Schumer says Republicans ‘overplayed their hand’ in birth control fight
Republicans are ginning up a debate over social issues to distract from the improving economy, Sen. Charles Schumer (D-N.Y.) charged Friday.
Schumer said the birth-control mandate in President Obama’s healthcare law might have seemed like a winning issue for Republicans before Obama announced new “accommodations” for religious-affiliated employers. But the tide has turned since then, he said.
“Clearly, they’ve overplayed their hand,” Schumer said on a conference call with reporters.
{mosads}The Senate is likely to vote next week on a proposal from Sen. Roy Blunt (R-Mo.) to let all employers opt out of healthcare mandates that violate their religious or moral beliefs.

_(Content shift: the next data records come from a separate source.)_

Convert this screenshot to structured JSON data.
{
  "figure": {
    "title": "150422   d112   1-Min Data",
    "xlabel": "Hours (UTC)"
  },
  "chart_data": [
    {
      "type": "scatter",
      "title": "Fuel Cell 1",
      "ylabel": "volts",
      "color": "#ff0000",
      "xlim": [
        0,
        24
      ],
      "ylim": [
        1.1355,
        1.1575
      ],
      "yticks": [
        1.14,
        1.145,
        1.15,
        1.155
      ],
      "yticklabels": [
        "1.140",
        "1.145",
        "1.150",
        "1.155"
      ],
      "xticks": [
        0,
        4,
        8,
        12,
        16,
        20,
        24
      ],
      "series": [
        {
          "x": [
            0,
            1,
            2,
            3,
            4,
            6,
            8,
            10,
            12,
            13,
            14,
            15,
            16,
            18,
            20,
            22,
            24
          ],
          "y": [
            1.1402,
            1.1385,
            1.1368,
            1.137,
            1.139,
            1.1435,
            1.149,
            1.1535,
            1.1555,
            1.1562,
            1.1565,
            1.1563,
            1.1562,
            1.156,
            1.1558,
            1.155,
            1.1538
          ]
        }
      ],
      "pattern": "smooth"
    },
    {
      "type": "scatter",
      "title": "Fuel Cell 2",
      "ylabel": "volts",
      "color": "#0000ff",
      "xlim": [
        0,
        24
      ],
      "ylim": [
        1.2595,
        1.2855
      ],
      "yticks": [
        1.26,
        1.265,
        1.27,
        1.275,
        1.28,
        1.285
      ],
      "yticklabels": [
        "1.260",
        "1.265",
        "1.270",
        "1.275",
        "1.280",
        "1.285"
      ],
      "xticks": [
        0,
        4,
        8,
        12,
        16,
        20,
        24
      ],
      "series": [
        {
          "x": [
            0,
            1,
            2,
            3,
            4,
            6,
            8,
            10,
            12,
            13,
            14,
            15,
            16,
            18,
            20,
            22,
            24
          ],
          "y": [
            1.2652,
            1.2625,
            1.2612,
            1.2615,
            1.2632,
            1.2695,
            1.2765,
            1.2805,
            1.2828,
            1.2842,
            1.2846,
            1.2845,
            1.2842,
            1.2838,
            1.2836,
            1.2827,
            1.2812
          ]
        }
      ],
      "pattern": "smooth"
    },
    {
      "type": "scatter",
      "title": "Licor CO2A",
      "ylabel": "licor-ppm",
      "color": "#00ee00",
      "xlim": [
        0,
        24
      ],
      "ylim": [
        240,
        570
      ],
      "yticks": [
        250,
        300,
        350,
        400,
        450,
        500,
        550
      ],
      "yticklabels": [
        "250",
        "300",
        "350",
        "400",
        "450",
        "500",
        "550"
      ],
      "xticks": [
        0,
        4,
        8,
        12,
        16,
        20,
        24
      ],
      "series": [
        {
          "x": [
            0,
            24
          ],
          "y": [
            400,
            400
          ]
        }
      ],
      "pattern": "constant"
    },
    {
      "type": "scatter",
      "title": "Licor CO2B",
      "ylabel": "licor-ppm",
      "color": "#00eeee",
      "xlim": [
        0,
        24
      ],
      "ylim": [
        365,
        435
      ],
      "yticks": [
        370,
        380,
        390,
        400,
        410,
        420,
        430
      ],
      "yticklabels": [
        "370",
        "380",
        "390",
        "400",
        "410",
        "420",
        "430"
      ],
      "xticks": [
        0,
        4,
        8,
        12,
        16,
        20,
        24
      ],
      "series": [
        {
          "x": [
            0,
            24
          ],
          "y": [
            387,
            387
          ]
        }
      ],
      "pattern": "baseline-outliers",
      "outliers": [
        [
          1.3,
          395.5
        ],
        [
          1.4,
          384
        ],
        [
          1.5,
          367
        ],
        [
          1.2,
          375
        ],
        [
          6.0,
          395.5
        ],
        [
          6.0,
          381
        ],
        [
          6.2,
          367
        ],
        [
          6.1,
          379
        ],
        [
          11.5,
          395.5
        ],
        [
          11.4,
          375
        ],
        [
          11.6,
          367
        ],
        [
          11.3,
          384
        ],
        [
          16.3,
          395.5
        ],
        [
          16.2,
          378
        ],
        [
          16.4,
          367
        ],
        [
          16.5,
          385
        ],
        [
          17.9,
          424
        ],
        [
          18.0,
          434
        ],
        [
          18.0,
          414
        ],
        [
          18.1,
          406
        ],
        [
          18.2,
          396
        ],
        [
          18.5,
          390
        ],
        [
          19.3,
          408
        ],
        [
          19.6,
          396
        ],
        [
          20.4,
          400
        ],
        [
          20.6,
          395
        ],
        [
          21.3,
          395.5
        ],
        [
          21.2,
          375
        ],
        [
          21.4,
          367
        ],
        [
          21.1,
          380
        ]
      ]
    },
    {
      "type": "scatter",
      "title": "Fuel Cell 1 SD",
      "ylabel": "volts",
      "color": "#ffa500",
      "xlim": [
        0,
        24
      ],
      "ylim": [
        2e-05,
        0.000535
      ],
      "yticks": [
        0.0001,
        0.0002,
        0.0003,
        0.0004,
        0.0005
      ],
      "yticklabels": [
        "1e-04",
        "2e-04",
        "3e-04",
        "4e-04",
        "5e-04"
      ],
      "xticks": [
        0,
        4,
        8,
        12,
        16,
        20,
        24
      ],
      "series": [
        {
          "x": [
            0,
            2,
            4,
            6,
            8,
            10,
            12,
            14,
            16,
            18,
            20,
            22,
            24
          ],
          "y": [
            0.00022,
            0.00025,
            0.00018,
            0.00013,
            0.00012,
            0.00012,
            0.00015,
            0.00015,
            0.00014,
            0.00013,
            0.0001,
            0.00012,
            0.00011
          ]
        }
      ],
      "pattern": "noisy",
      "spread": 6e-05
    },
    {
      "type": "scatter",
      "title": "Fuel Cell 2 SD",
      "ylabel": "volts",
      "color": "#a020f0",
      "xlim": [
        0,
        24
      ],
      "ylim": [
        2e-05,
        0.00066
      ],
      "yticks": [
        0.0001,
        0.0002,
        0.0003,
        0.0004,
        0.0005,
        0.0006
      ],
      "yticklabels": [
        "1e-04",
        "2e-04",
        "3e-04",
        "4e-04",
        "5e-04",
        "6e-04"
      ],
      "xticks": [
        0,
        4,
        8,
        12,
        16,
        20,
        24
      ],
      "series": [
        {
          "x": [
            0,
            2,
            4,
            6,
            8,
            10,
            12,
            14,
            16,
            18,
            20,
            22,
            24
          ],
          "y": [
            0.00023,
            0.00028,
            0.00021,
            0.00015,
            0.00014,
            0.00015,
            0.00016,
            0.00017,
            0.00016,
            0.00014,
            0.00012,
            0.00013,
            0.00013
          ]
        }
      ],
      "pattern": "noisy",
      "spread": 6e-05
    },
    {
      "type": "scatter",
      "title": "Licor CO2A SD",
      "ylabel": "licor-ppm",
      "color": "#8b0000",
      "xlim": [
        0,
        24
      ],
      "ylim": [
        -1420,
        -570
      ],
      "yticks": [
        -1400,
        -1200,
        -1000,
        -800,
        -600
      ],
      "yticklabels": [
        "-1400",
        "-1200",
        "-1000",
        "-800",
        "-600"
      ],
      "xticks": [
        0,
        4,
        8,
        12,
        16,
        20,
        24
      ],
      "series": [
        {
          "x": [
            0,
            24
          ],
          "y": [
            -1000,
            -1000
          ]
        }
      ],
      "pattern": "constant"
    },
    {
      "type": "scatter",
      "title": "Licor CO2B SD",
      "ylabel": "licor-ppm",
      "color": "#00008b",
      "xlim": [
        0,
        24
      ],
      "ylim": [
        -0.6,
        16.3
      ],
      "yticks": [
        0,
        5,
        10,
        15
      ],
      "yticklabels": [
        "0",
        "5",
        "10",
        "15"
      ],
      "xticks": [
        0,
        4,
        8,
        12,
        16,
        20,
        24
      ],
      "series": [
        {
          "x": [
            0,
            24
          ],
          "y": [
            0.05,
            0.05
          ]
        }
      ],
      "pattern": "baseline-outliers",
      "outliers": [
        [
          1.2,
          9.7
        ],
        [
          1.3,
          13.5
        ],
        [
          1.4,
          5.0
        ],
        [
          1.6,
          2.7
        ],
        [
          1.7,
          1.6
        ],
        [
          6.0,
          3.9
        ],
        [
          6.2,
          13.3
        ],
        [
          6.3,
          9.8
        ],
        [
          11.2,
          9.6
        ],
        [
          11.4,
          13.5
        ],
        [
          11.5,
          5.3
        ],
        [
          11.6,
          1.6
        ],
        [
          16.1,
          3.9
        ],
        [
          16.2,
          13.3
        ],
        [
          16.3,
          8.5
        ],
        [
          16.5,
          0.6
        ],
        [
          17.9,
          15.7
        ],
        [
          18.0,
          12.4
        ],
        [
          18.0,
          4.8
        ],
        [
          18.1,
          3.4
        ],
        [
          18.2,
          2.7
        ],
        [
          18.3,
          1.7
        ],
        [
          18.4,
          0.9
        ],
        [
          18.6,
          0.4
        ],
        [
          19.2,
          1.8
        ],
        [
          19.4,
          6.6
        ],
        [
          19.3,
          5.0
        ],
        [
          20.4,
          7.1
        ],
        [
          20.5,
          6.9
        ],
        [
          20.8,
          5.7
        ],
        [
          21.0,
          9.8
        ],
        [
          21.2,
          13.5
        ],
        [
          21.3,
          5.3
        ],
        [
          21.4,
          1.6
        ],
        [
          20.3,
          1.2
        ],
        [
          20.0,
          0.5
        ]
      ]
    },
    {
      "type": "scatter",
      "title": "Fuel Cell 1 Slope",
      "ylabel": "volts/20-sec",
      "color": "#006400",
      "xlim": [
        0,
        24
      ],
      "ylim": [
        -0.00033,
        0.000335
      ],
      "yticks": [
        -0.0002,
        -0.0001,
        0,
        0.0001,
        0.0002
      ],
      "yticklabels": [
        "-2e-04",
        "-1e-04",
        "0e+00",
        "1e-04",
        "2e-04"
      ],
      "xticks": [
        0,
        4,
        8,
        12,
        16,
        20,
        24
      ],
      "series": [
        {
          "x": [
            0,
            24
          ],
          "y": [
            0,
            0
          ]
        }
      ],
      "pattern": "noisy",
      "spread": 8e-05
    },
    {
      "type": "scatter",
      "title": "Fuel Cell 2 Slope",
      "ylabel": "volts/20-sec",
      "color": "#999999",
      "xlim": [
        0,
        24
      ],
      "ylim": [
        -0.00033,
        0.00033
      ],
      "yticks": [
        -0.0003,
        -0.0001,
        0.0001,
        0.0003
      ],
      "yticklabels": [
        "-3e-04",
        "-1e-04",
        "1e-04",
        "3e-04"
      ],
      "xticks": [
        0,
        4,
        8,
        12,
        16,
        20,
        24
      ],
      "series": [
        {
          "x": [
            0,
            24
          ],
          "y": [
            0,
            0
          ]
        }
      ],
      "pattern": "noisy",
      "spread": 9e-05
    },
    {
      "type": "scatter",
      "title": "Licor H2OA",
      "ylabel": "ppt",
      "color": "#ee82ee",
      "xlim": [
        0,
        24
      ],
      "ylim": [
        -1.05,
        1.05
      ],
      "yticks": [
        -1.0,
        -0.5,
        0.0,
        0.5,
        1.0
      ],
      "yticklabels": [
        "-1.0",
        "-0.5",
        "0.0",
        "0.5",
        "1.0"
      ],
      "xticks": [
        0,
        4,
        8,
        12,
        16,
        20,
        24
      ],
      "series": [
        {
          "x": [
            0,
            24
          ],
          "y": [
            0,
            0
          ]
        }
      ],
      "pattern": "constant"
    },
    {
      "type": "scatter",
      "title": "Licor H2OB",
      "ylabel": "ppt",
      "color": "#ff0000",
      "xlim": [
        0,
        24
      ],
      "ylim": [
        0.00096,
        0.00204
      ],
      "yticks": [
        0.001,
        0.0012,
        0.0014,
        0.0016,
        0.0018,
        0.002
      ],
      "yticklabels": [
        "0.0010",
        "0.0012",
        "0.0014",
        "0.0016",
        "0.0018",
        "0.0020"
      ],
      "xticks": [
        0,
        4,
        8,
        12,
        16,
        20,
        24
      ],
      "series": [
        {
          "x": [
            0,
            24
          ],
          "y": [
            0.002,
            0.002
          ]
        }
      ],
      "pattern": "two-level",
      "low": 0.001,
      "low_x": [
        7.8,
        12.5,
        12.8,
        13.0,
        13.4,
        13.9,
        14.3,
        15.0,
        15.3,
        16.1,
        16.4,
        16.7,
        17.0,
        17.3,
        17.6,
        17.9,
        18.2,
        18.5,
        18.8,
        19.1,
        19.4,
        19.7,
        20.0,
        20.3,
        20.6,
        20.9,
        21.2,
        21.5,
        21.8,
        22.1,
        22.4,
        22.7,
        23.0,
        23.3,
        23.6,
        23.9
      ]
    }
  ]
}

Republicans demanded the vote in the immediate wake of Obama’s announcement, but it’s been Democrats who have worked the hardest to keep the issue alive over about the past week.
“Perhaps they think this fight can be a quick fix for the enthusiasm gap” in the presidential race, Schumer said, but it would come at the expense of general-election votes.
Asked whether the contraception mandate could hurt Obama’s standing with Catholic voters, Schumer said polls show that the most opposition comes from evangelical Protestants, not Catholics.
Republicans say the issue is about religious freedom and whether Obama’s order forces institutions like Catholic universities to violate their convictions.
“This debate is not about any one group or one set of beliefs,” Blunt said in a statement. “The Obama Administration’s mandate violates Americans’ First Amendment rights. This bill includes the same conscience protection language that has been part of our law for almost 40 years, and it simply preserves and protects the fundamental religious freedom that Americans have enjoyed for more than 220 years.”
Democrats, meanwhile, have framed it around women’s health and access to contraception.
“This amendment is really shocking to all of us, but that fact that it’s being offered is not surprising,” Sen. Patty Murray (D-Wash.) said.